To activate the new configuration, you need to run:
  systemctl restart apache2
$ sudo systemctl restart apache2

設定を見直す!

ここで、以下設定を見直します。

  • 当サイトの証明書はRSAなので、証明書に楕円暗号を使用している暗号化方式を除く。
  • 鍵交換でDHEを使用しているブラウザは少ないので、DHEは「DHE-RSA-AES256-GCM-SHA384」のみにする。
  • 古いブラウザやスマホ用に「ECDHE-RSA-AES256-SHA384」を設定する。

結果、以下の設定となりました。

SSLEngine on
SSLCipherSuite ECDHE-RSA-AES256-GCM-SHA384:ECDHE-RSA-CHACHA20-POLY1305:ECDHE-RSA-AES128-GCM-SHA256:DHE-RSA-AES256-GCM-SHA384:ECDHE-RSA-AES256-SHA384
SSLCipherSuite TLSv1.3 TLS_AES_256_GCM_SHA384:TLS_CHACHA20_POLY1305_SHA256:TLS_AES_128_GCM_SHA256:TLS_AES_128_CCM_SHA256:TLS_AES_128_CCM_8_SHA256
SSLProtocol TLSv1.2 +TLSv1.3
SSLHonorCipherOrder On 
Header set Strict-Transport-Security: "max-age=31536000; includeSubDomains; preload"

設定結果をテストする!(SSL Labs)

以下のサイトにアクセスします。

以下のとおり、テストするサイトのURLの入力とチェックを行い、「Submit」ボタンを押すと、サイトの暗号化通信の強度や脆弱性のチェックが開始されます。

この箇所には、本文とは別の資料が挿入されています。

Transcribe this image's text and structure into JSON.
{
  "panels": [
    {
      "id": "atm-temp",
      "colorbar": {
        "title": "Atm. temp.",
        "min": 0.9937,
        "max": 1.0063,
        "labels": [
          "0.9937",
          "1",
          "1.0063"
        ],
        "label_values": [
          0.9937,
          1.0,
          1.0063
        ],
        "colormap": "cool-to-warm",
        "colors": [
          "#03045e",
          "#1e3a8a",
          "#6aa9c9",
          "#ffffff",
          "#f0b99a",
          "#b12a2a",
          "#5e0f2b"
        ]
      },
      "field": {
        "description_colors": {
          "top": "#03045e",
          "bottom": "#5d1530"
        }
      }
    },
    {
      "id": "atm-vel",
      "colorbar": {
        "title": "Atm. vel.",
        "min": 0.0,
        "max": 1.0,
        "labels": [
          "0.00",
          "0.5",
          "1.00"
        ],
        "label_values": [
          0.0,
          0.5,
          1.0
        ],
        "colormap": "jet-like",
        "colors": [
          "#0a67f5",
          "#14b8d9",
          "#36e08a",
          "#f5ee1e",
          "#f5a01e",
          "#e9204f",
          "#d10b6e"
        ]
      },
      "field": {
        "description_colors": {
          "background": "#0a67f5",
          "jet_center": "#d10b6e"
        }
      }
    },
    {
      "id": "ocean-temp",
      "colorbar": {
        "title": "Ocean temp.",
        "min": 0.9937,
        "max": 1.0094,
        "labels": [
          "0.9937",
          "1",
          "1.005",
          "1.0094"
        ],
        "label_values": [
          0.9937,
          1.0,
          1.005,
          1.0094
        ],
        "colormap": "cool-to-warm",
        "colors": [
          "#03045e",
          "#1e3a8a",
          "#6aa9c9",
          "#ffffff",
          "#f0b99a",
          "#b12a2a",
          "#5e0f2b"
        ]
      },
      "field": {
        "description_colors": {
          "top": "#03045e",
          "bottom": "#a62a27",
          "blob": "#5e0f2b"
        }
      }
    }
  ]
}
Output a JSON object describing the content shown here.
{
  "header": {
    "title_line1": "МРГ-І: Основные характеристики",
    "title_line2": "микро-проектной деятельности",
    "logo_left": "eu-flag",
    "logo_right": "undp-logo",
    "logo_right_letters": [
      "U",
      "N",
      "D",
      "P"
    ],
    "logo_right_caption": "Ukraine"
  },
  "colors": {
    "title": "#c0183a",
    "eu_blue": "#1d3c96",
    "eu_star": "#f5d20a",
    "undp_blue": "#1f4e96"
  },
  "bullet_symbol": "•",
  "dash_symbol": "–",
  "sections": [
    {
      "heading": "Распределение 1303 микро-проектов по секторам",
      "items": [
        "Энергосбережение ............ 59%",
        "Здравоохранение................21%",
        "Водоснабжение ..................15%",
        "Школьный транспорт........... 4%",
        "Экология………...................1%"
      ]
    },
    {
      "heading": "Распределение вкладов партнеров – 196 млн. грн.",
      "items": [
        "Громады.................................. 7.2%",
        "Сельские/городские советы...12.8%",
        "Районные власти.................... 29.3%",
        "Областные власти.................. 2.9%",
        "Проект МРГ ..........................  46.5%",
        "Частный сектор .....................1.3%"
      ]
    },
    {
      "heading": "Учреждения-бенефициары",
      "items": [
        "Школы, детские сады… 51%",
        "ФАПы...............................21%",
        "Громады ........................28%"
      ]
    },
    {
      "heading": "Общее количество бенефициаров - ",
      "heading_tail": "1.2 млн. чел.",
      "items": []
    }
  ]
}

  • Hostname:脆弱性を確認したいサイトをURLで指定します。
  • Do not show the results on the boards:確認結果を公開したくない場合はチェックを入れます!

確認結果(概要)

当サイトは、ランク「A+」を獲得することができました!弱めの暗号「ECDHE-RSA-AES256-SHA384」が残っていますが、「SSL Labs」での評価は低くはなりませんでした。当サイトは基本は情報提供型なので、厳しすぎる設定にしなくてもよいという結論に落ち着きました。

さらに暗号化強度を高めるためには・・・

さらに暗号化強度を高めるには、証明書をRSAから楕円暗号に変える必要があり、今回は断念しました。

おわりに

暗号化の設定内容を決めるのは難しいですが、IPAのガイドが参考になります。設定を終えたら、脆弱性のチェックを行いましょう。